My Turn: Whale-watchers, clean up your act

  • Friday, August 26, 2016 1:04am
  • Opinion

The last few years, there has been a large increase in the number of whale-watching boats running out of Auke Bay. I’m not sure of the number, but there are too many.

The large number of whale-watching boats running back and forth to the whales (often around Shelter Island) has greatly impacted the area for sport fishermen trying to use the same area. Anglers using small skiffs typically complain that there is never any calm water even on flat calm days, just from whale-watch boat wakes. Anglers often get disgusted and don’t fish North Pass, North Shelter, Aaron Island, Barlow Point, South Shelter, Point Lena-Louisa, because of continuous whale-watching boat wakes. Also, studies have shown that boat engine noise can cause salmon to dive or move to avoid the noise.

Many whale-watch boat captains apparently have no respect for either the whales or other boaters using the same waters. The way I’ve seen whale watches conducted this summer, whale-watch guidelines are not being followed by many of the boats. Whales are often encircled, boats stay on the same whales continuously, and it looks like they see how close they can get rather that how close to 100 yards they can keep between themselves and the whales.

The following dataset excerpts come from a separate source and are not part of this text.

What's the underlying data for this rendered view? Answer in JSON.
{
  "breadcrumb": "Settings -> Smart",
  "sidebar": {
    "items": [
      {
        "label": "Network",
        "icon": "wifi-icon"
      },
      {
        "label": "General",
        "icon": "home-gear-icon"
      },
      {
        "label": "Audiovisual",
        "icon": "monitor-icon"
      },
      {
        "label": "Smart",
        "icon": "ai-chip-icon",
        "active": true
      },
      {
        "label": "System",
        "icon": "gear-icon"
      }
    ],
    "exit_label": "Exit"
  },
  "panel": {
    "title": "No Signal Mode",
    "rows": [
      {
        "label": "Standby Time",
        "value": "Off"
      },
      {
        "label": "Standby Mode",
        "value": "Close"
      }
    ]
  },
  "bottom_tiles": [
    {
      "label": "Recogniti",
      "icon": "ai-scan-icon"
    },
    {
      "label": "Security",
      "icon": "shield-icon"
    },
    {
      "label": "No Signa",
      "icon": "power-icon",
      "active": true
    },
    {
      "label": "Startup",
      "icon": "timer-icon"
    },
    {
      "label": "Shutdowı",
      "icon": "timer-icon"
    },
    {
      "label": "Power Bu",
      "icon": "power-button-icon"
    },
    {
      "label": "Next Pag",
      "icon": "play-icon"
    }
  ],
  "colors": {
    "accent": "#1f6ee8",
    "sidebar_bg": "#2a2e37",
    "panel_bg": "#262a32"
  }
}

Grumbling about whale-watch boat behavior has become common among sport fishermen fishing the north end out of Auke Bay. One sport fishing boat actually had a whale watcher radio him and ask that he move so the whale watcher could get in on the whales better.

This spring while sport fishing I had a tall shiny aluminum whale watcher pass by us at cruise speed no more than 20 yards away. Such a wake turns everything in the boat upside down and shows zero respect. That same vessel was also involved in an incident which occurred Aug. 14, which prompted me to write this letter.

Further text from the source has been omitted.